Another data point.
AX86U router and a second AX86U as node, both running merlin 386.4. Directly connected Ethernet backhaul (no switches) on 2.5gbps ports. Guest network 1 @ 2.4ghz with IoT devices connecting just fine on both router and node and getting 101.x IP addresses.
I have experienced the issue of failing to connect to the guest network and get an IP (unless the allow intranet access was enabled) on some prior alpha (386.2 alpha 2) version and concluded the iptables entries had been hosed by one of those earlier firmware builds and was blocking the dhcp flow. There was a fix for broken firewall rules in 386.2 beta 2, so after updating I ended up completely resetting and re-configuring the router and node and guest network with intranet access disabled worked again.
Some comments on the topic here: http://www.snbforums.com/threads/new-ax86u-node-and-iot-devices.71002/post-671422. Notice this also occurred on my AC5300 that I was in the process of replacing with AX86U's so was not device specific but rather firmware.
Figured out how to fix this (again) today. RT-AX86U main and RT-AC86U node.
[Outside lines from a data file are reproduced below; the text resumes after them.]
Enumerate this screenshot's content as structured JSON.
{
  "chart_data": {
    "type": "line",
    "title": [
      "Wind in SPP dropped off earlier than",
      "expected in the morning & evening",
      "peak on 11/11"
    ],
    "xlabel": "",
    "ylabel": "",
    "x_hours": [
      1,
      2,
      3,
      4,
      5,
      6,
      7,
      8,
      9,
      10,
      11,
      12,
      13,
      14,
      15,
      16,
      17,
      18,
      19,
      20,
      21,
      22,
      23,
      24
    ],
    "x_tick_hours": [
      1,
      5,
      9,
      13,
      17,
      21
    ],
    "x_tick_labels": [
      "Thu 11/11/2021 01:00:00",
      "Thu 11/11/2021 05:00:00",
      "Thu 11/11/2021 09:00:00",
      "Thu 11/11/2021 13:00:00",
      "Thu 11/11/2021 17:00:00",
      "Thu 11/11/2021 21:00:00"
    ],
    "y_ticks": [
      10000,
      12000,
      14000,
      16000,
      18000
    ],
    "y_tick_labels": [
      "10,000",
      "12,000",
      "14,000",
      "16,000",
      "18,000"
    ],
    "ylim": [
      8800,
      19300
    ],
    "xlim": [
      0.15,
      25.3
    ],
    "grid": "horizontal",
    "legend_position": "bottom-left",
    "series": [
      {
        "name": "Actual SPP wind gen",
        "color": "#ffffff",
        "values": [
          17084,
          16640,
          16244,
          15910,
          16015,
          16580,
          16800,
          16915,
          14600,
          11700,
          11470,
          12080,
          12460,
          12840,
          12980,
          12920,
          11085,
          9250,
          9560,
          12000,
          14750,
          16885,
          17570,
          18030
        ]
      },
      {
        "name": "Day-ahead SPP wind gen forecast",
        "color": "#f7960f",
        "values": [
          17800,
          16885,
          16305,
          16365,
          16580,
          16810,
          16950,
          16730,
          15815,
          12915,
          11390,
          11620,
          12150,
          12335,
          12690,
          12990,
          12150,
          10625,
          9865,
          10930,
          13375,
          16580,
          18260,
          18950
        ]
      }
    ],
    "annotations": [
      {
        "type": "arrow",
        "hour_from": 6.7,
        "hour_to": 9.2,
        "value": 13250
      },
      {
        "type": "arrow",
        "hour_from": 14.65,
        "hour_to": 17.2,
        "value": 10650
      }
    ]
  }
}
The 2.5G ports break something with the guest network and INTRANET DISABLED, they lose internet access. If you backhaul on the regular port the issue resolves. Guest network devices can connect to internet with INTRANET DISABLED.
This post: https://www.snbforums.com/threads/rt-ac68p-fios-wan-dropouts-on-386-x.73214/post-727742
Clued me in that it might be port and vlan related. As I didn't have this issue with a AC86U (merlin) as the main router and an AC88U (stock) as a node. (I had to use stock on node as merlin there had this issue, at that point anyway)
I think whatever VLAN options Asus implements via GUI that was at some point fixed for nodes hasn't made its way to the 2.5G port yet.